IL-1β causes macrophage ferroptosis by directly causing lipid oxidation
As first line of defense against bacterial infections, macrophages developed several strategies for bacteria, such as limiting the iron acquisition, which is one of the most important regulatory pahway of host cells for iron homeostasis[27]. Considering the dependence of pathogenic microorganisms on iron, and it has been reported that IL-1β has a close relationship with iron transport by affecting the expression of hepcidin,FPN and CP[3; 28]. Is it thus likely that the excessive uptake of iron by cells is responsible for the ferroptosis caused by macrophage[29]. However, several experiments showed that, despite the constant observation of lipid oxidation in macrophages as well as the expression of PTGS2, there was no significant difference in the intracellular iron content between the infection and the control groups (Fig. 4D-F).
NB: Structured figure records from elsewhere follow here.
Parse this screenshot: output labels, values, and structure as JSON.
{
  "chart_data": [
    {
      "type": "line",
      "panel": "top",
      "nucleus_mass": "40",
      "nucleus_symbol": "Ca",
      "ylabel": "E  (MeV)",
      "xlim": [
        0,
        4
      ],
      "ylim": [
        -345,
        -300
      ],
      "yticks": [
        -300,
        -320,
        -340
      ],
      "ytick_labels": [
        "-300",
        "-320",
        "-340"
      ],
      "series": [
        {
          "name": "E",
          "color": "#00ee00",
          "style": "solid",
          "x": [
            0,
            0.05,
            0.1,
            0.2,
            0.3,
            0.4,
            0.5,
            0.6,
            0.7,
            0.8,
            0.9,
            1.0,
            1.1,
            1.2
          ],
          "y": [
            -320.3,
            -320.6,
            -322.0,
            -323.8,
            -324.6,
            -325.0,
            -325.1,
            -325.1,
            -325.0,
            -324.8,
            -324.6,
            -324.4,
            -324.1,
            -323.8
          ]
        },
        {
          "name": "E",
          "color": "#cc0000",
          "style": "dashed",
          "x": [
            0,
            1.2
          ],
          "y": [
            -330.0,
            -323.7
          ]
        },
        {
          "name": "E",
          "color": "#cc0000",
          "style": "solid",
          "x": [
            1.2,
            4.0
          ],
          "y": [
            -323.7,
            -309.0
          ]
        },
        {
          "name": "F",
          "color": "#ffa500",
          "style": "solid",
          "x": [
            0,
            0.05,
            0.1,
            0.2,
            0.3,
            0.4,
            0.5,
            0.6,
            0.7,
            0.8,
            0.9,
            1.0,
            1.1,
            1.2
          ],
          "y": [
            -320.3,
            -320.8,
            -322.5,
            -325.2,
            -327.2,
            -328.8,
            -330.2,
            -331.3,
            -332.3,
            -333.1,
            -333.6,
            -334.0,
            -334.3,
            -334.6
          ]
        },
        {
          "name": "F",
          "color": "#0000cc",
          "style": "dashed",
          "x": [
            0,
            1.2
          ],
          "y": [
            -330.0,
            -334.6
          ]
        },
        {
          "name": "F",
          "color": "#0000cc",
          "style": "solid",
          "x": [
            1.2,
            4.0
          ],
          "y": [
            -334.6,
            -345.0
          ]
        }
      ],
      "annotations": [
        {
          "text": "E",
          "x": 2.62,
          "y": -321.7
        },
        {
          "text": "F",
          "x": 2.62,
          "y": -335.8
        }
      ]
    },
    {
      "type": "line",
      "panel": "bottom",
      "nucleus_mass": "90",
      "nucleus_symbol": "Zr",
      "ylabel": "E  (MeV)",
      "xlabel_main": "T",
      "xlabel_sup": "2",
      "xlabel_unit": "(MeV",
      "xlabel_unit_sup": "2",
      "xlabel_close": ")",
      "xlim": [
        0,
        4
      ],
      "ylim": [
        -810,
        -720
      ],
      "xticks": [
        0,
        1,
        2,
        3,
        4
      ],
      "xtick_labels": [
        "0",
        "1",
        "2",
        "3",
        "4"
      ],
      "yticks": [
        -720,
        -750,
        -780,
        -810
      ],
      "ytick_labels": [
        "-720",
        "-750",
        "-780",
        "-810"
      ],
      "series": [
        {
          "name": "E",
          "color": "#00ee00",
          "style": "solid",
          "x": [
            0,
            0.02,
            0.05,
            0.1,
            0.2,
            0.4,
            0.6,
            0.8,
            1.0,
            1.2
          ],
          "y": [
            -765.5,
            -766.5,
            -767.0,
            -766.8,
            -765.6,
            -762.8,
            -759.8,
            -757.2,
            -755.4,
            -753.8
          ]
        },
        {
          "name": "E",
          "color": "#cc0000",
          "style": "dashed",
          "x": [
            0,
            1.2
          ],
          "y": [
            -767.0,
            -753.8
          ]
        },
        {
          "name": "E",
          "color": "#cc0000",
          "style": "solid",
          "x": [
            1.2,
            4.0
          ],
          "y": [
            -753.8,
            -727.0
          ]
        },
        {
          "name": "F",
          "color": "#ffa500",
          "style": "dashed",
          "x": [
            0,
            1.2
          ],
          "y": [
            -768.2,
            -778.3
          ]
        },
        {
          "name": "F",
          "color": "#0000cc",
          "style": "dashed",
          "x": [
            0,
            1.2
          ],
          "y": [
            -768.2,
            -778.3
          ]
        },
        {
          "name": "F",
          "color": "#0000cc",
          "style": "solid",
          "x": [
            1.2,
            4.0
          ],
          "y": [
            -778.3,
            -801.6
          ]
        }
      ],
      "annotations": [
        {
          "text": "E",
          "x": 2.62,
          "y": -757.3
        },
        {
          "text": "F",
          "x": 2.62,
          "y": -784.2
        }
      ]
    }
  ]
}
Consistently, no significant changes were observed in the expression of key genes related to the metabolism of iron ions, such as FTH, FTL and FPN (Fig. 4G). But the qPCR results showed significantly increased levels of SLC7A11, GPX4, ALOX15, and LPCAT3 after IL-1β treatment (Fig. 5A). And the four genes aforementioned are closely related to lipid oxidation[30]. In detail, Slc7a11 is a key component of the system Xc, and the Xc-GSH-GPX4 axis is crucial for the cellular antioxidant activity, while ACSL4 and ALOX15 are key genes inducing phospholipid oxidation and they can be both inhibited by GPX4[30; 31; 32]. Therefore, we speculate a direct role of IL-1β in the lipid oxidation. Indeed, after inhibiting the expression of ALOX15 with inhibitor PD146176 [33], IL-1β was unable to cause lipid oxidation in macrophages anymore (Fig. 5B, C). Therefore, we infer that IL-1β may lead to ferroptosis in macrophages by directly inducing lipid oxidation.